Per loro sono stato la più grande delusione quando ho proclamato: «Il mio regno non è di questo mondo» (Gv 18,26). Eppure avevo precisato tante volte che ero stato mandato dal Padre a liberare l'uomo dalla schiavi­tù del peccato, venuto per servire, non per essere servito, paragonando il mio regno a un granello di senape, a un tesoro nascosto nel campo, a una rete gettata in mare... Avevo predetto come «il Figlio dell'uomo doveva soffrire molto, essere rimproverato dagli anziani, dai grandi sacerdoti e da­gli scribi, messo a morte e risuscitato dopo tre giorni» (Mc 8,31-32). Persi­no Pietro si era ribellato, meritando un mio aspro rimprovero: «Via da me, satana, perché tu non ragioni secondo Dio, ma secondo gli uomini» (Mc 8,33).

- Quindi anche il povero Giuda si sentì tradito nei suoi ideali, nelle sue attese, e vedendo le folle che ti seguivano e accettavano il tuo messag­gio, pensò di impedirlo facendoti arrestare dal sinedrio.

- Certo non prevedeva che il suo tradimento si sarebbe concluso con una condanna a morte, sancita poi dal tribunale romano.

- Permettimi di fare una critica anche agli altri apostoli. Nell'ultima Cena, quando fu chiaro a tutti che lui stava per tradirti, nessuno di loro uscì per stargli accanto, per indurlo a ragionare, fargli comprendere il male che stava per compiere...

- È vero, anche se avevano partecipato al banchetto, prova suprema del mio amore per l'uomo! Nessuno comprese che l'amore esige di sacrifi­care tutto, anche la vita, per salvare un fratello. Lo faranno poi tutti, dopo la radicale conversione all'amore.

- E Giuda, solo, nella notte, quando vide le conseguenze del suo tra­dimento: le percosse, i dileggi, la flagellazione, la condanna alla crocifissio­ne, «preso dal rimorso, riportò i trenta denari ai sommi sacerdoti e agli an­ziani dicendo: «Ho peccato, ho tradito il sangue innocente!» (Mt 27,3-4).

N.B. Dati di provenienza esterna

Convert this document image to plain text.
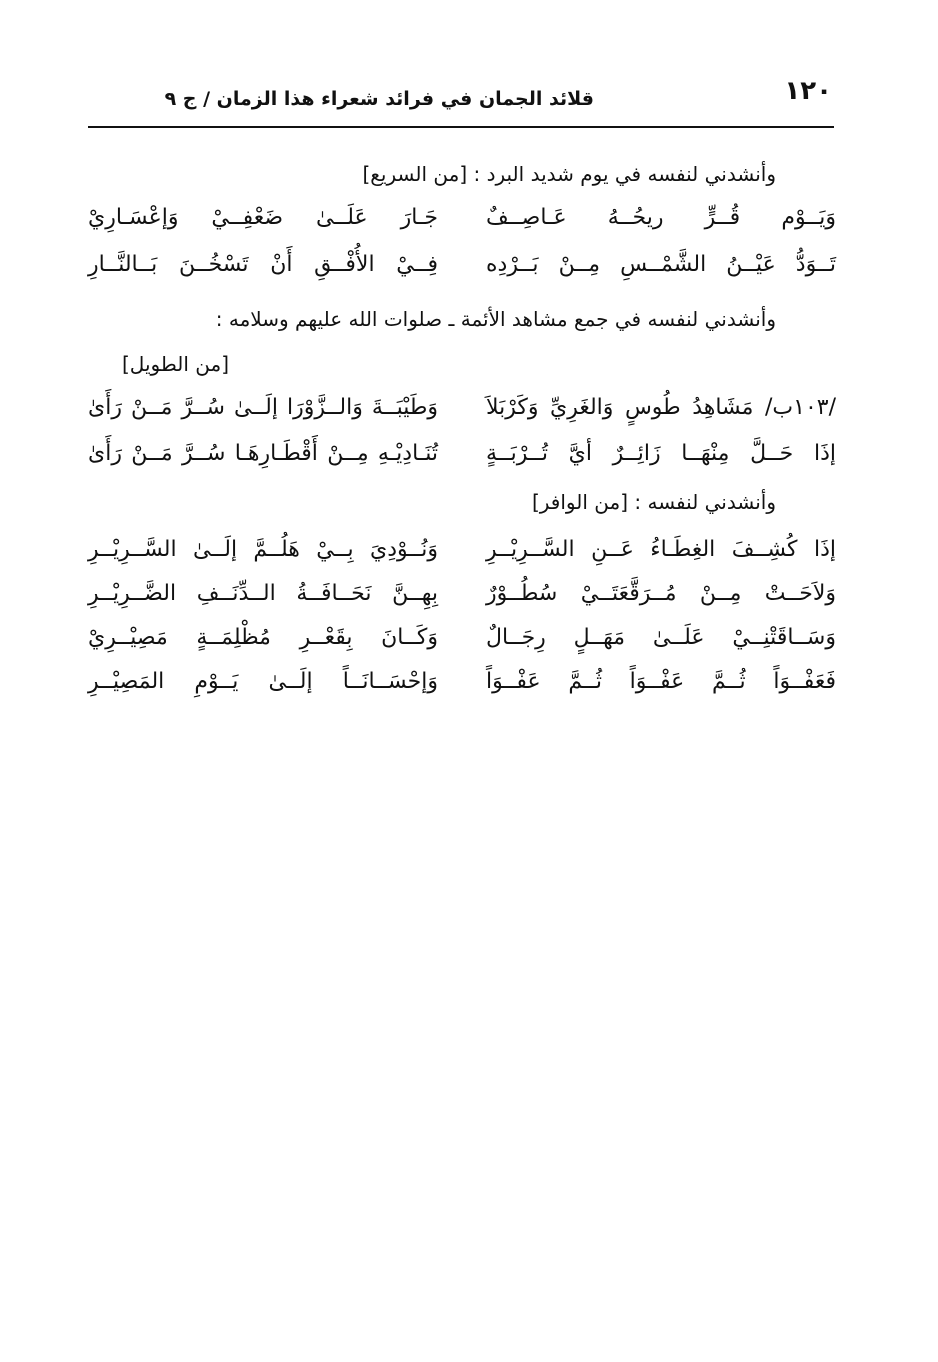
١٢٠
قلائد الجمان في فرائد شعراء هذا الزمان / ج ٩
وأنشدني لنفسه في يوم شديد البرد : [من السريع]
وَيَــوْم قُــرٍّ ريحُــهُ عَـاصِــفٌ
جَـارَ عَلَــىٰ ضَعْفِــيْ وَإعْسَـارِيْ
تَــوَدُّ عَيْــنُ الشَّمْــسِ مِــنْ بَــرْدِه
فِــيْ الأُفْــقِ أَنْ تَسْخُــنَ بَــالنَّــارِ
وأنشدني لنفسه في جمع مشاهد الأئمة ـ صلوات الله عليهم وسلامه :
[من الطويل]
/١٠٣ب/ مَشَاهِدُ طُوسٍ وَالغَرِيِّ وَكَرْبَلاَ
وَطَيْبَــةَ وَالــزَّوْرَا إلَــىٰ سُــرَّ مَــنْ رَأَىٰ
إذَا حَــلَّ مِنْهَــا زَائِــرٌ أيَّ تُــرْبَــةٍ
تُنَـادِيْـهِ مِــنْ أَقْطَـارِهَـا سُــرَّ مَــنْ رَأَىٰ
وأنشدني لنفسه : [من الوافر]
إذَا كُشِــفَ الغِطَـاءُ عَــنِ السَّــرِيْــرِ
وَنُــوْدِيَ بِــيْ هَلُــمَّ إلَــىٰ السَّــرِيْــرِ
وَلاَحَــتْ مِــنْ مُــرَقَّعَتَــيْ سُطُــوْرٌ
بِهِــنَّ نَحَــافَــةُ الــدِّنَــفِ الضَّــرِيْــرِ
وَسَــاقَتْنِــيْ عَلَــىٰ مَهَــلٍ رِجَــالٌ
وَكَــانَ بِقَعْــرِ مُظْلِمَــةٍ مَصِيْــرِيْ
فَعَفْــوَاً ثُــمَّ عَفْــوَاً ثُــمَّ عَفْــوَاً
وَإحْسَــانَــاً إلَــىٰ يَــوْمِ المَصِيْــرِ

- Sicuramente anche il bacio che gli avevo restituito, chiamandolo «amico», quando mi aveva consegnato agli sgherri, dicendo: «Giuda, con un bacio tu tradisci il Figlio dell'uomo» (Lc 22,48), lo aveva colpito profon­damente.

- Signore, io penso, che, straziato dal rimorso, abbia voluto espiare, punire se stesso, distruggendo l'unico bene che ancor gli rimaneva: la sua vita.

- Il suicidio è sempre un atto provocato da un immenso amore o dolore.

- Quindi posso credere che anche lui si sia salvato, anche se hai affer­mato, citando la Scrittura: «Guai a quell'uomo da cui il Figlio dell'uomo è tradito: sarebbe stato meglio per lui che non fosse mai nato» (Mt 26,24).

- Questo vale per tutti i criminali, per quanti rifiutano il perdono, l'amore infinito di Dio.